Karetka z dzieckiem przyblokowana przez protest rolników
- Wulgarne słowa cisną mi się na usta - mówi jeden z ratowników medycznych, którzy wczoraj dostali zlecenie transportu dziecka do szpitala w Ząbkowicach Śląskich. Mały pacjent był w stanie zagrożenia zdrowia i życia.
Ratownicy nagrali sytuację, która ich spotkała i opisali ją na profilu facebookowym wieDZA112. Kiedy mieli już dziecko z mamą na pokładzie włączyli sygnały świetlne i dźwiękowe. Stali się tym samym pojazdem uprzywilejowanym. Na drodze krajowej nr 8 napotkali na korek - sznur samochodów toczył się z prędkością 20 km/h. Na początku myśleli, że to wypadek. Przebijamy się tą nieszczęsną drogą kilka ładnych kilometrów, a zator nie maleje. Wypadku nie widać... - można przeczytać we wpisie. Okazało się, że protestują rolnicy. Trasą jechały traktory.
To nie jest chyba miejsce, żeby takie drogi były blokowane. W korku utknęliśmy dwukrotnie najpierw w drodze na zgłoszenie jak i do szpitala. Standardowo pokonujemy ten odcinek w 40 minut, z powodu zatoru czas przejazdu wydłużył się o połowę - mówi nam ratownik medyczny, autor nagrania.
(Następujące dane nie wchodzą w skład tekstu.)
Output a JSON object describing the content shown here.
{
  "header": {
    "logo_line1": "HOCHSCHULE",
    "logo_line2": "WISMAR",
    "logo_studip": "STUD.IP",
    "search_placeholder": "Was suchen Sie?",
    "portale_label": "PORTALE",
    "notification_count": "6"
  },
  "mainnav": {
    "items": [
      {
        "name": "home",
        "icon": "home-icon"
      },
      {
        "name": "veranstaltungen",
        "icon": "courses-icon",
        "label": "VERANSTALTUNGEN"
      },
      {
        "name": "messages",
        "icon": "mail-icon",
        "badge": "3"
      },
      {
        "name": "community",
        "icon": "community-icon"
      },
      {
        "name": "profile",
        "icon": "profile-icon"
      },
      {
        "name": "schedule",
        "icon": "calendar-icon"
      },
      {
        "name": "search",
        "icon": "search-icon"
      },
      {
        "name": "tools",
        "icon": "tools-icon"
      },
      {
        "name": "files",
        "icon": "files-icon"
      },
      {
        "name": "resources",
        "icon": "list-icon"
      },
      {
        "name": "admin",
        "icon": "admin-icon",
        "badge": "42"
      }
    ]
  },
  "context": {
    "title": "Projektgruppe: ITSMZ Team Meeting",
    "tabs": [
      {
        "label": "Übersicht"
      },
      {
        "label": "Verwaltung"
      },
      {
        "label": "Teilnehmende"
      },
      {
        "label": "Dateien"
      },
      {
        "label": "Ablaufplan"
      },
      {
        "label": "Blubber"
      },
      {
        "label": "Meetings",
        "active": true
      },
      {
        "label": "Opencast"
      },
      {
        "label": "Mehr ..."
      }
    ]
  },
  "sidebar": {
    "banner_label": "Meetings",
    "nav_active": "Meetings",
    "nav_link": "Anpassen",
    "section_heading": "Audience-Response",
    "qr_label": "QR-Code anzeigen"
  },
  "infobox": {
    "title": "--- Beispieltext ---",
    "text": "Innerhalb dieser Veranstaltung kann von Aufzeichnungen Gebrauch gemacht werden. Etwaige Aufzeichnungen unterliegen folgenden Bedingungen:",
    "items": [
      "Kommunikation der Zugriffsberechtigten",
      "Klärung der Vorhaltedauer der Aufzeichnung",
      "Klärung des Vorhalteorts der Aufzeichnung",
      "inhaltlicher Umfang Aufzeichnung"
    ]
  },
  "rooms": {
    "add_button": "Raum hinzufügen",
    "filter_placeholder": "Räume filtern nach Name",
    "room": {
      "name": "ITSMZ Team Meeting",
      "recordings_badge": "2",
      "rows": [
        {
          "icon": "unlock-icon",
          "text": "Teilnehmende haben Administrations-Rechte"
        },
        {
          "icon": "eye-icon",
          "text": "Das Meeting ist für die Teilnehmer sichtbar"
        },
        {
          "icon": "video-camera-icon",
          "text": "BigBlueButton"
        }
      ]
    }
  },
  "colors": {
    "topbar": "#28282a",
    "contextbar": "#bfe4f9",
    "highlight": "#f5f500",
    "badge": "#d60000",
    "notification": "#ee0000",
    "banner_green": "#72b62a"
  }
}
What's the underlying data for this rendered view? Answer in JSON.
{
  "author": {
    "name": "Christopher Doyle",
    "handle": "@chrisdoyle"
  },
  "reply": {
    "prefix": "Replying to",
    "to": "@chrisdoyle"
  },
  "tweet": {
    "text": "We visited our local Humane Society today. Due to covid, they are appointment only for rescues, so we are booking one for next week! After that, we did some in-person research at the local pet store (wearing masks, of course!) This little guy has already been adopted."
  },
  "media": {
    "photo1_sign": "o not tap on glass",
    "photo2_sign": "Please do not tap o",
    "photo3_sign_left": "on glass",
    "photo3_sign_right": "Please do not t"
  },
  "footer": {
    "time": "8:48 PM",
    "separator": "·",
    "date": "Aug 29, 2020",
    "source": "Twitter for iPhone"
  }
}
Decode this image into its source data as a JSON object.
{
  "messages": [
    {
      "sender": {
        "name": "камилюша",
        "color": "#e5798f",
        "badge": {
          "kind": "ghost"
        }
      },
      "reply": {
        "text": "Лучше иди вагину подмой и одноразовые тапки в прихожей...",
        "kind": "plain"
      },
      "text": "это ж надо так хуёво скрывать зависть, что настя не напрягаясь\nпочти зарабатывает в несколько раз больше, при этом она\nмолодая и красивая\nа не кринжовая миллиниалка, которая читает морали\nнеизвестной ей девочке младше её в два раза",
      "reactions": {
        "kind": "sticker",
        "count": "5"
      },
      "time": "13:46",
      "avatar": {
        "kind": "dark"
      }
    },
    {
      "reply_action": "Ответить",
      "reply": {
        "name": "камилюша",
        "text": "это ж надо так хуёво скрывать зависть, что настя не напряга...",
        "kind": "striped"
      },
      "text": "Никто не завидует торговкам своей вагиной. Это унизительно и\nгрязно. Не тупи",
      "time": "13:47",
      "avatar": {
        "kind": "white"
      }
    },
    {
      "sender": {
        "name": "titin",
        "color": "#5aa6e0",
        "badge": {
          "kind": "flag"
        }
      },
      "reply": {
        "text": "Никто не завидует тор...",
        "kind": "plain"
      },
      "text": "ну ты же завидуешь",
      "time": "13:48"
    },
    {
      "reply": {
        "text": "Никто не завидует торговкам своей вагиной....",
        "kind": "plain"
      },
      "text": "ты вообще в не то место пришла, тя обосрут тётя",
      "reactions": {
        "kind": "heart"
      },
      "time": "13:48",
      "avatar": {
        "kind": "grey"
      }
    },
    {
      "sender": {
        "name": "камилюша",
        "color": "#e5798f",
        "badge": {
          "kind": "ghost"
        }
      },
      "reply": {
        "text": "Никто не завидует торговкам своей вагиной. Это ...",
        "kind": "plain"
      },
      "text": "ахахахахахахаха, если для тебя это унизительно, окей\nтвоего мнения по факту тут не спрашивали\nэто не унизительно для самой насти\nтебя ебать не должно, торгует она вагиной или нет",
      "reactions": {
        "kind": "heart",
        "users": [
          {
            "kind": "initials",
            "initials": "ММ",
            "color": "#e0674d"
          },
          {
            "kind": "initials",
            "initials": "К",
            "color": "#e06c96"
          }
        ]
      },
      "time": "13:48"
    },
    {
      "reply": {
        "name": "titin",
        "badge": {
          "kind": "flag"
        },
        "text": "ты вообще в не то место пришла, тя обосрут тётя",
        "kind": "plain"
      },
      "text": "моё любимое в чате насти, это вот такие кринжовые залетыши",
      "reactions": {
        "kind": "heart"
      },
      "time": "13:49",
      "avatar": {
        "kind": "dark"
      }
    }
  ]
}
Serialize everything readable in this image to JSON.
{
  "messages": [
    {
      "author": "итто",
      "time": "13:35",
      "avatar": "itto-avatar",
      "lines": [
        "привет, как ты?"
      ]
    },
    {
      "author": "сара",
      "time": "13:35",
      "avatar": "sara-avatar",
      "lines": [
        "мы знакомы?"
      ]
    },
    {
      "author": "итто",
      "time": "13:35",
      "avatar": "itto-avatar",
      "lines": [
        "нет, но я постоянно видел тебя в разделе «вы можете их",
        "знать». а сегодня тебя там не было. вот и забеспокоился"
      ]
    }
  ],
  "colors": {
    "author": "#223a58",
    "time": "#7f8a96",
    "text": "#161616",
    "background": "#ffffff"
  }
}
W środę rolnicy pojawili się na drogach całej Polsce. W niektórych miejscach zrzucali obornik czy wylewali gnojówkę. Tak protestowali przeciwko "Piątce dla zwierząt". Uważają, że zniszczy ona polską wieś.
Ja nie bronię im protestować, ale następnym razem można zaplanować to w innym miejscu, a nie blokować tak ważną drogę jak krajowa ósemka. W korku utknęli zwykli ludzie, a to nie jest ich wina - dodaje ratownik.
Małego pacjenta bezpiecznie dowieziono. Chwilę później ratownicy otrzymali jednak kolejne zgłoszenie w trybie pilnym. Ponownie utknęli w korku, choć tym razem był on mniejszy.